Accra (GH) December 2011

The Commission on Human Rights and Administrative Justice (CHRAJ) is recommending an increment in the capitation grant from next academic year.

CHRAJ is also calling on the government to ensure that the grants are released to the various schools in the country early enough “before the commencement of each school term”.

These recommendations were made at the climax of the 2011 Human Rights and Integrity week by Commissioner Lauretta Vivian Lamptey.

According to her, monitoring exercise conducted by the commission revealed that a large number of schools especially, basic schools in rural communities lack adequate teaching and learning materials notwithstanding the government’s Free Compulsory Universal Basic Education policy.

The exercise also revealed that despite government’s provision of the capitation grant, about 60% of schools monitored continue to charge fees to support their operations due to the inadequacy of the grant.
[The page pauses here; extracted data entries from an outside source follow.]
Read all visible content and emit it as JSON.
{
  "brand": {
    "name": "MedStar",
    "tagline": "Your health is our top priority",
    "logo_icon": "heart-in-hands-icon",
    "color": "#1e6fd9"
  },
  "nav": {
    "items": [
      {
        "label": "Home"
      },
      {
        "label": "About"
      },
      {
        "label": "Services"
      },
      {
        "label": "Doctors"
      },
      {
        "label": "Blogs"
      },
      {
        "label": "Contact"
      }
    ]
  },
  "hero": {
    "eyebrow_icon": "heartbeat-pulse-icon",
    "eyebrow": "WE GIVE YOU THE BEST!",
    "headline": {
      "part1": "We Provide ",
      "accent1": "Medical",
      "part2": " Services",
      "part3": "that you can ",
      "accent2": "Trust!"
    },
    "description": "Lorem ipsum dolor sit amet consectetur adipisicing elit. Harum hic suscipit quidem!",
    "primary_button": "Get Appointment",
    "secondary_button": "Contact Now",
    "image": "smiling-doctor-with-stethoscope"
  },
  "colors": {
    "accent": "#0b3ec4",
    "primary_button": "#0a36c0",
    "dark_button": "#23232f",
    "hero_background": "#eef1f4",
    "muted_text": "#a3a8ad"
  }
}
This it says has resulted in a good number of Ghanaian children being out of school despite the free education at the basic level, a development she describes as “disturbing”.
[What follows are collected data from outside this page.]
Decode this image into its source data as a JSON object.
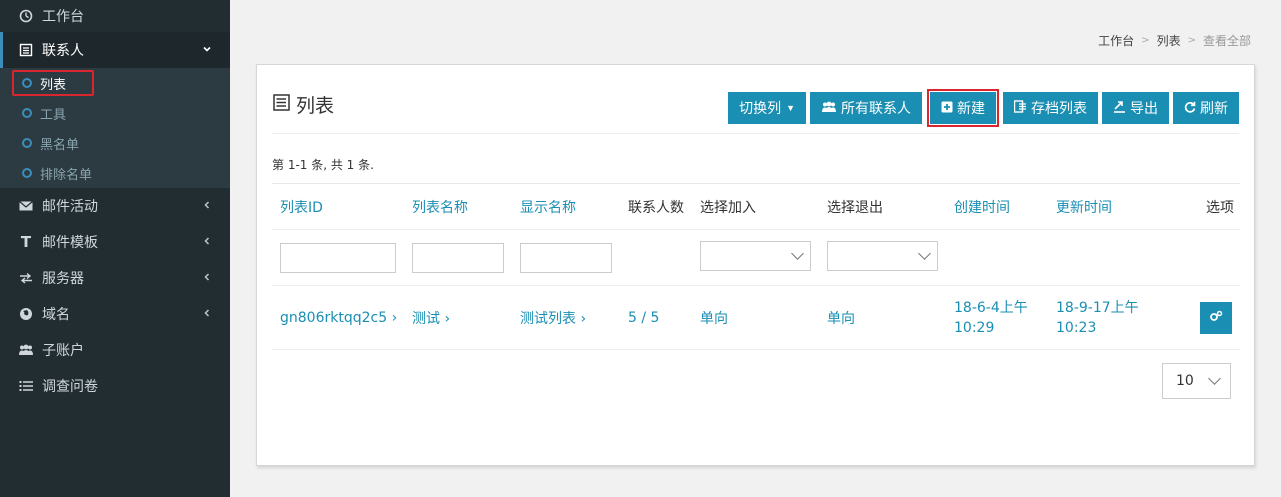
{
  "sidebar": {
    "items": [
      {
        "label": "工作台",
        "icon": "dashboard-icon"
      },
      {
        "label": "联系人",
        "icon": "list-icon"
      },
      {
        "label": "邮件活动",
        "icon": "envelope-icon"
      },
      {
        "label": "邮件模板",
        "icon": "text-icon"
      },
      {
        "label": "服务器",
        "icon": "exchange-icon"
      },
      {
        "label": "域名",
        "icon": "globe-icon"
      },
      {
        "label": "子账户",
        "icon": "users-icon"
      },
      {
        "label": "调查问卷",
        "icon": "list-ul-icon"
      }
    ],
    "contacts_sub": [
      {
        "label": "列表"
      },
      {
        "label": "工具"
      },
      {
        "label": "黑名单"
      },
      {
        "label": "排除名单"
      }
    ]
  },
  "breadcrumb": {
    "home": "工作台",
    "section": "列表",
    "current": "查看全部"
  },
  "card": {
    "title": "列表",
    "toolbar": {
      "toggle_cols": "切换列",
      "all_contacts": "所有联系人",
      "new": "新建",
      "archived": "存档列表",
      "export": "导出",
      "refresh": "刷新"
    },
    "count_text": "第 1-1 条, 共 1 条."
  },
  "table": {
    "headers": [
      "列表ID",
      "列表名称",
      "显示名称",
      "联系人数",
      "选择加入",
      "选择退出",
      "创建时间",
      "更新时间",
      "选项"
    ],
    "rows": [
      {
        "id": "gn806rktqq2c5 ›",
        "name": "测试 ›",
        "display_name": "测试列表 ›",
        "contacts": "5 / 5",
        "opt_in": "单向",
        "opt_out": "单向",
        "created_1": "18-6-4上午",
        "created_2": "10:29",
        "updated_1": "18-9-17上午",
        "updated_2": "10:23"
      }
    ]
  },
  "pagination": {
    "page_size": "10"
  },
  "colors": {
    "sidebar_bg": "#222d32",
    "accent": "#1a8fb3",
    "highlight": "#d9262f"
  }
}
“The continuous existent of non-school going children who are supposed to enjoy free basic education is disturbing. Of the 211 basic public schools inspected last year, to evaluate the disbursement of the capitation grant, the grant has improved funding support for the school; however, 60% of the schools monitored continue to charge fees to support their operation due to the inadequacy of the grant. Delays in release of the grant are seriously undermining the efficacy of the program”, the report stated.
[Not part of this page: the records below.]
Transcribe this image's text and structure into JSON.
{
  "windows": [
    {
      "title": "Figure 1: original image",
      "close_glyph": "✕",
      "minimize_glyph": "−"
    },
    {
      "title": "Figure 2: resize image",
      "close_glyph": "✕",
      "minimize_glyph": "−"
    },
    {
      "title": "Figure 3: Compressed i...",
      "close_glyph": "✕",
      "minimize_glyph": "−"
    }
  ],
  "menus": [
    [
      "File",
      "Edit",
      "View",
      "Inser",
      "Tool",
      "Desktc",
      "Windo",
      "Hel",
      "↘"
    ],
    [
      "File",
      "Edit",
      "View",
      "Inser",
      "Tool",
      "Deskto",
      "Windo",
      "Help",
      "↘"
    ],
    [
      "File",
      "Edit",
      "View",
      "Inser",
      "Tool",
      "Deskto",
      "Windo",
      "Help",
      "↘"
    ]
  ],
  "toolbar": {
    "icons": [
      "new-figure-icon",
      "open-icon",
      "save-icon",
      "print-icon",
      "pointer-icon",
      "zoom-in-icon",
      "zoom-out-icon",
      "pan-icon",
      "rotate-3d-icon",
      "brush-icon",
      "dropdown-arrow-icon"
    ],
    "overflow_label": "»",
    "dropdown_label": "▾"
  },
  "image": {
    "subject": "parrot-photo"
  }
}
It is in this regard that the commission is recommending an increase in the grant from the current amount to GHC7 per child from next year.

“The commission commends the government for increasing the capitation grant; however, in the view of the commission, this rate is still too low. We therefore recommend that the capitation grant be increased to GHC7 per child from 2012. Also we call on the government to release the grant to the schools before the commencement of each school term. The capitation grant should be administered in such a manner that will ensure all Ghanaian children benefit from high quality basic education”.

Touching on corporal punishment in the nation’s schools, Ms Lamptey called on the Ghana Education Service to put in place mechanisms to ensure strict supervision and compliance with its policy on corporal punishment in schools as reports are that some teachers are not respecting the GES policy on corporal punishment thereby injuring pupils and students.